Gece köye gelip başıboş hayvanlardan süt sağıp mağaralara geri dönen
büyüklerin kâbusları yeri göğü kaplamıştı.
Kanlı,
kızıl akan Munzur’da yüzen cesetlere neler olmuştu? Kestikleri kelleleri ödül
almak için çuvallarla taşıyan askerler nerelere gitmişti?
En
başta askerler evlerdeki bıçakları bile toplayınca babalar, güngörmüş
aksakallı dedeler şüphelenmişti ama bu kadarını onlar bile hayal
edememişlerdi. Aylarca sevkiyat yapıp çadır kurmuşlar, silah getirmiş, yığınak
yapmışlardı.
Sonunda
katliam artıkları nar taneleri gibi memleketin dört bir yanına dağılmıştı.

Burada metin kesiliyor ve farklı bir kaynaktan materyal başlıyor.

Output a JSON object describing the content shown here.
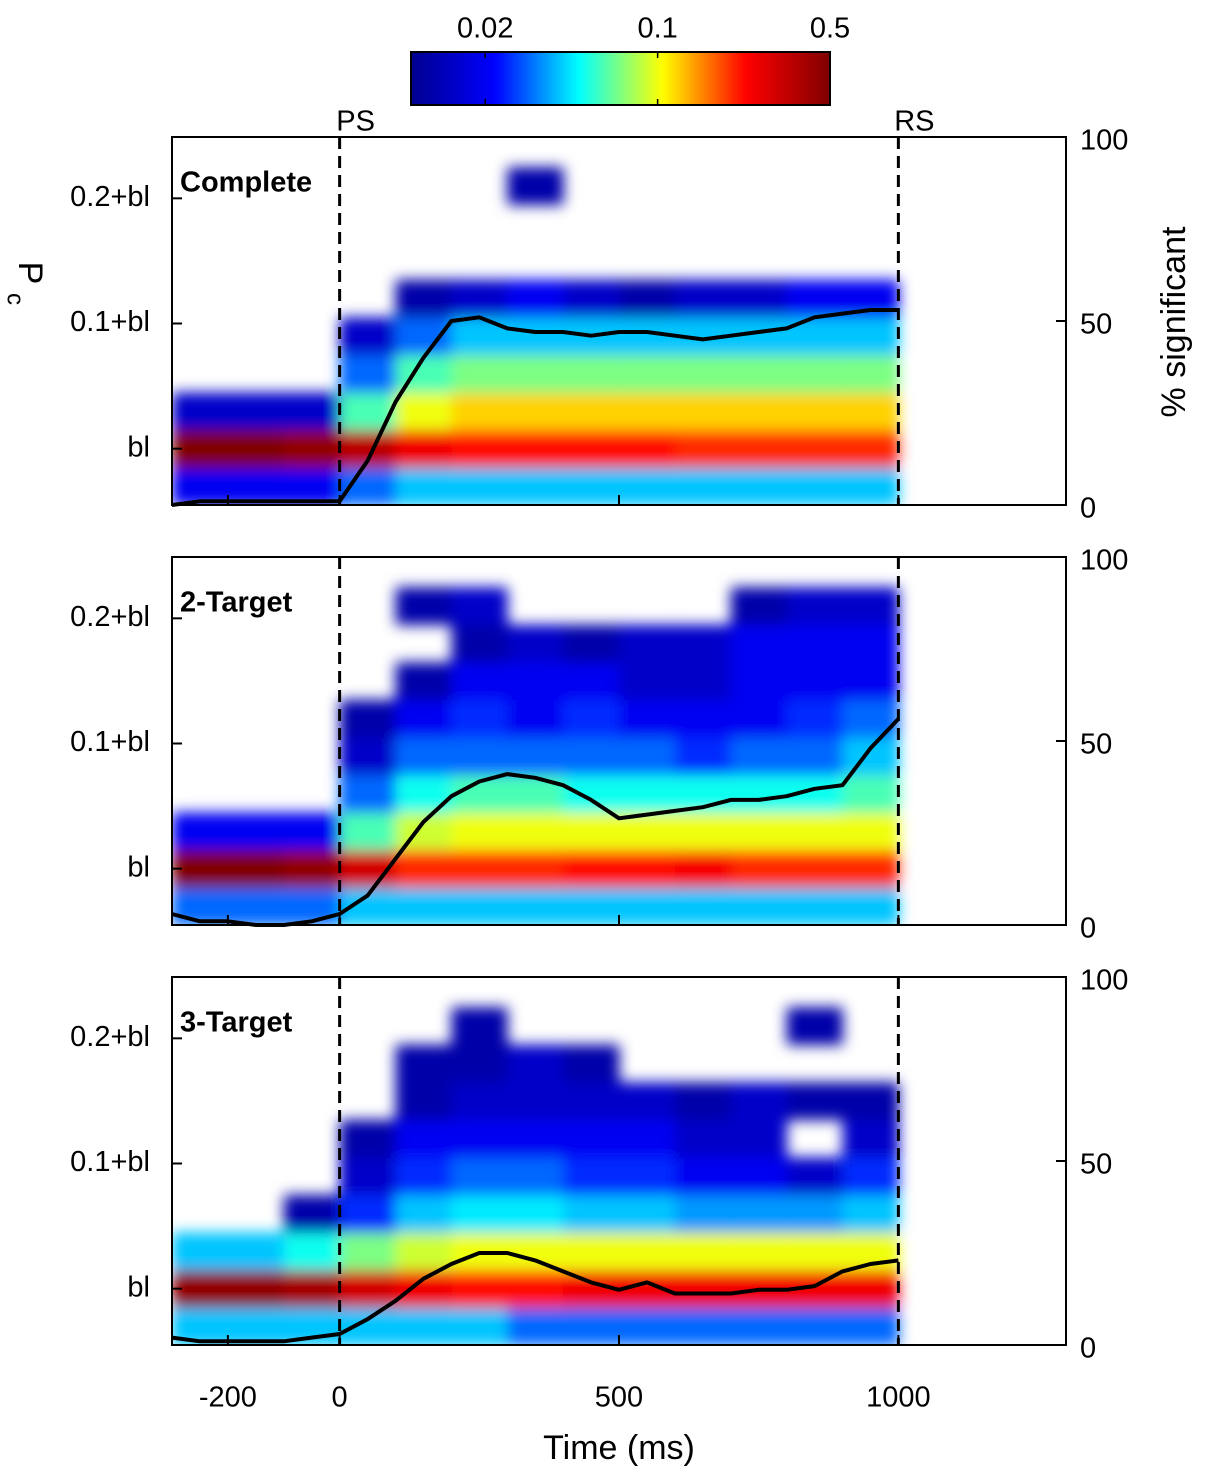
{
  "chart_data": {
    "type": "heatmap",
    "xlabel": "Time (ms)",
    "ylabel": "P",
    "ylabel_sub": "c",
    "y2label": "% significant",
    "xlim": [
      -300,
      1300
    ],
    "xticks": [
      -200,
      0,
      500,
      1000
    ],
    "ylim": [
      -0.045,
      0.249
    ],
    "yticks": [
      {
        "value": 0,
        "label": "bl"
      },
      {
        "value": 0.1,
        "label": "0.1+bl"
      },
      {
        "value": 0.2,
        "label": "0.2+bl"
      }
    ],
    "y2lim": [
      0,
      100
    ],
    "y2ticks": [
      0,
      50,
      100
    ],
    "markers": [
      {
        "x": 0,
        "label": "PS"
      },
      {
        "x": 1000,
        "label": "RS"
      }
    ],
    "colorbar": {
      "clim": [
        0.01,
        0.5
      ],
      "ticks": [
        0.02,
        0.1,
        0.5
      ],
      "log": true,
      "colormap": [
        "#00008f",
        "#0000ff",
        "#00ffff",
        "#ffff00",
        "#ff0000",
        "#800000"
      ]
    },
    "line_color": "#000000",
    "panels": [
      {
        "label": "Complete",
        "x": [
          -250,
          -150,
          -50,
          50,
          150,
          250,
          350,
          450,
          550,
          650,
          750,
          850,
          950
        ],
        "y": [
          -0.03,
          0,
          0.03,
          0.06,
          0.09,
          0.12,
          0.15,
          0.18,
          0.21
        ],
        "z": [
          [
            0.02,
            0.02,
            0.02,
            0.03,
            0.04,
            0.04,
            0.04,
            0.04,
            0.04,
            0.04,
            0.04,
            0.04,
            0.04
          ],
          [
            0.5,
            0.5,
            0.45,
            0.35,
            0.25,
            0.22,
            0.22,
            0.22,
            0.22,
            0.2,
            0.2,
            0.2,
            0.2
          ],
          [
            0.015,
            0.015,
            0.015,
            0.06,
            0.1,
            0.12,
            0.12,
            0.12,
            0.12,
            0.12,
            0.12,
            0.12,
            0.12
          ],
          [
            null,
            null,
            null,
            0.03,
            0.06,
            0.07,
            0.07,
            0.07,
            0.07,
            0.07,
            0.07,
            0.07,
            0.07
          ],
          [
            null,
            null,
            null,
            0.015,
            0.03,
            0.04,
            0.04,
            0.04,
            0.04,
            0.04,
            0.04,
            0.04,
            0.04
          ],
          [
            null,
            null,
            null,
            null,
            0.012,
            0.015,
            0.02,
            0.015,
            0.012,
            0.015,
            0.015,
            0.02,
            0.02
          ],
          [
            null,
            null,
            null,
            null,
            null,
            null,
            null,
            null,
            null,
            null,
            null,
            null,
            null
          ],
          [
            null,
            null,
            null,
            null,
            null,
            null,
            null,
            null,
            null,
            null,
            null,
            null,
            null
          ],
          [
            null,
            null,
            null,
            null,
            null,
            null,
            0.012,
            null,
            null,
            null,
            null,
            null,
            null
          ]
        ],
        "line": {
          "x": [
            -300,
            -250,
            -200,
            -150,
            -100,
            -50,
            0,
            50,
            100,
            150,
            200,
            250,
            300,
            350,
            400,
            450,
            500,
            550,
            600,
            650,
            700,
            750,
            800,
            850,
            900,
            950,
            1000
          ],
          "values": [
            0,
            1,
            1,
            1,
            1,
            1,
            1,
            12,
            28,
            40,
            50,
            51,
            48,
            47,
            47,
            46,
            47,
            47,
            46,
            45,
            46,
            47,
            48,
            51,
            52,
            53,
            53
          ]
        }
      },
      {
        "label": "2-Target",
        "x": [
          -250,
          -150,
          -50,
          50,
          150,
          250,
          350,
          450,
          550,
          650,
          750,
          850,
          950
        ],
        "y": [
          -0.03,
          0,
          0.03,
          0.06,
          0.09,
          0.12,
          0.15,
          0.18,
          0.21
        ],
        "z": [
          [
            0.03,
            0.03,
            0.03,
            0.04,
            0.04,
            0.04,
            0.04,
            0.04,
            0.04,
            0.04,
            0.04,
            0.04,
            0.04
          ],
          [
            0.5,
            0.5,
            0.45,
            0.3,
            0.2,
            0.2,
            0.2,
            0.22,
            0.22,
            0.24,
            0.2,
            0.2,
            0.2
          ],
          [
            0.02,
            0.02,
            0.02,
            0.06,
            0.09,
            0.1,
            0.1,
            0.1,
            0.1,
            0.1,
            0.1,
            0.1,
            0.1
          ],
          [
            null,
            null,
            null,
            0.03,
            0.05,
            0.06,
            0.06,
            0.05,
            0.05,
            0.05,
            0.05,
            0.05,
            0.06
          ],
          [
            null,
            null,
            null,
            0.015,
            0.03,
            0.03,
            0.03,
            0.03,
            0.03,
            0.025,
            0.03,
            0.03,
            0.04
          ],
          [
            null,
            null,
            null,
            0.012,
            0.02,
            0.025,
            0.02,
            0.025,
            0.02,
            0.02,
            0.02,
            0.025,
            0.03
          ],
          [
            null,
            null,
            null,
            null,
            0.012,
            0.02,
            0.02,
            0.02,
            0.015,
            0.015,
            0.02,
            0.02,
            0.02
          ],
          [
            null,
            null,
            null,
            null,
            null,
            0.012,
            0.015,
            0.012,
            0.015,
            0.015,
            0.02,
            0.02,
            0.02
          ],
          [
            null,
            null,
            null,
            null,
            0.012,
            0.015,
            null,
            null,
            null,
            null,
            0.012,
            0.015,
            0.015
          ]
        ],
        "line": {
          "x": [
            -300,
            -250,
            -200,
            -150,
            -100,
            -50,
            0,
            50,
            100,
            150,
            200,
            250,
            300,
            350,
            400,
            450,
            500,
            550,
            600,
            650,
            700,
            750,
            800,
            850,
            900,
            950,
            1000
          ],
          "values": [
            3,
            1,
            1,
            0,
            0,
            1,
            3,
            8,
            18,
            28,
            35,
            39,
            41,
            40,
            38,
            34,
            29,
            30,
            31,
            32,
            34,
            34,
            35,
            37,
            38,
            48,
            56
          ]
        }
      },
      {
        "label": "3-Target",
        "x": [
          -250,
          -150,
          -50,
          50,
          150,
          250,
          350,
          450,
          550,
          650,
          750,
          850,
          950
        ],
        "y": [
          -0.03,
          0,
          0.03,
          0.06,
          0.09,
          0.12,
          0.15,
          0.18,
          0.21
        ],
        "z": [
          [
            0.04,
            0.04,
            0.04,
            0.04,
            0.04,
            0.04,
            0.03,
            0.03,
            0.03,
            0.03,
            0.03,
            0.03,
            0.03
          ],
          [
            0.45,
            0.45,
            0.4,
            0.3,
            0.25,
            0.22,
            0.22,
            0.25,
            0.25,
            0.25,
            0.25,
            0.25,
            0.25
          ],
          [
            0.04,
            0.04,
            0.05,
            0.07,
            0.09,
            0.1,
            0.1,
            0.1,
            0.1,
            0.1,
            0.1,
            0.1,
            0.1
          ],
          [
            null,
            null,
            0.012,
            0.025,
            0.04,
            0.045,
            0.045,
            0.04,
            0.04,
            0.035,
            0.035,
            0.035,
            0.04
          ],
          [
            null,
            null,
            null,
            0.015,
            0.025,
            0.03,
            0.03,
            0.025,
            0.025,
            0.02,
            0.02,
            0.015,
            0.025
          ],
          [
            null,
            null,
            null,
            0.012,
            0.02,
            0.02,
            0.02,
            0.02,
            0.02,
            0.015,
            0.015,
            null,
            0.015
          ],
          [
            null,
            null,
            null,
            null,
            0.012,
            0.015,
            0.015,
            0.015,
            0.015,
            0.012,
            0.015,
            0.012,
            0.012
          ],
          [
            null,
            null,
            null,
            null,
            0.012,
            0.012,
            0.015,
            0.012,
            null,
            null,
            null,
            null,
            null
          ],
          [
            null,
            null,
            null,
            null,
            null,
            0.012,
            null,
            null,
            null,
            null,
            null,
            0.012,
            null
          ]
        ],
        "line": {
          "x": [
            -300,
            -250,
            -200,
            -150,
            -100,
            -50,
            0,
            50,
            100,
            150,
            200,
            250,
            300,
            350,
            400,
            450,
            500,
            550,
            600,
            650,
            700,
            750,
            800,
            850,
            900,
            950,
            1000
          ],
          "values": [
            2,
            1,
            1,
            1,
            1,
            2,
            3,
            7,
            12,
            18,
            22,
            25,
            25,
            23,
            20,
            17,
            15,
            17,
            14,
            14,
            14,
            15,
            15,
            16,
            20,
            22,
            23
          ]
        }
      }
    ]
  }
}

Yaralı ruhları, huzursuz bedenleri ile akılları hep ata yadigârı topraklarda,
çocukluğun güzel ülkesinde kalmıştı.
Ateşin
başındaki kadın doğruldu.
“Baba!”
dedi, “iyi misin?”
Kalktı,
yaşlı adamın kolundan tuttu.
“Burası
çok duman oldu!”
Adam
hiç ses çıkarmadı her zamanki gibi.
Kapıya
doğru yürütmek istediği sırada çocuklar bağrışıyordu. İkiye iki ayrılmışlar,
kavgaya başlamak üzereydiler. Kadın gözlerini ayırdı, hışımla bağırdı.
“Hasan,
Hüseyin…”
Diğer
iki çocuk suskundu, Hasan’ın ağzından çıkanlar o zamana kadar duymadıkları bir
dildendi. Etraflarına bakındılar, yaşlı adam ıssızlığı bozmuştu, kadın ve iki
çocuktan başka kimse yoktu. Korkup kaçmaya başladılar, içleri titriyordu. Adam
seslendi ama sevecen sesini kendinden başka duyan olmadı. Kadın çocuklarını
çekti evin bir köşesine:
“Ben
size evin dışında, sokakta Kürtçe konuşmayacaksınız demedim mi? Küfür etmekte
neyin nesi!”
“Ana,
biz bir şey yapmadık ki, asıl onlar…”
“Sus,”
dedi kadın, “uzatma, her şeye yeniden başlamak istemiyorum artık! Yoruldum,
bıktım diyar diyar gezmekten!”
Kadın
odaya çekildi, köşede hıçkıra hıçkıra ağlamaya başladı. Ağladıkça içi açılıyor,
rahatlıyordu sanki. Çocuklar uzaklaştı. Yaşlı adam kapının önünde duruyordu.
“Ağlama
kızım,” dedi, “direngen ol, diz çökme, kocan yakında dönecek!”
“Dönemez!”
dedi kadın.
“Umudunu
kesme, ben oğlumu tanırım!”
Yaşlı
adam gibi acısını içine akıttı kadın. Tüten ocaktaki yemeğe yöneldi.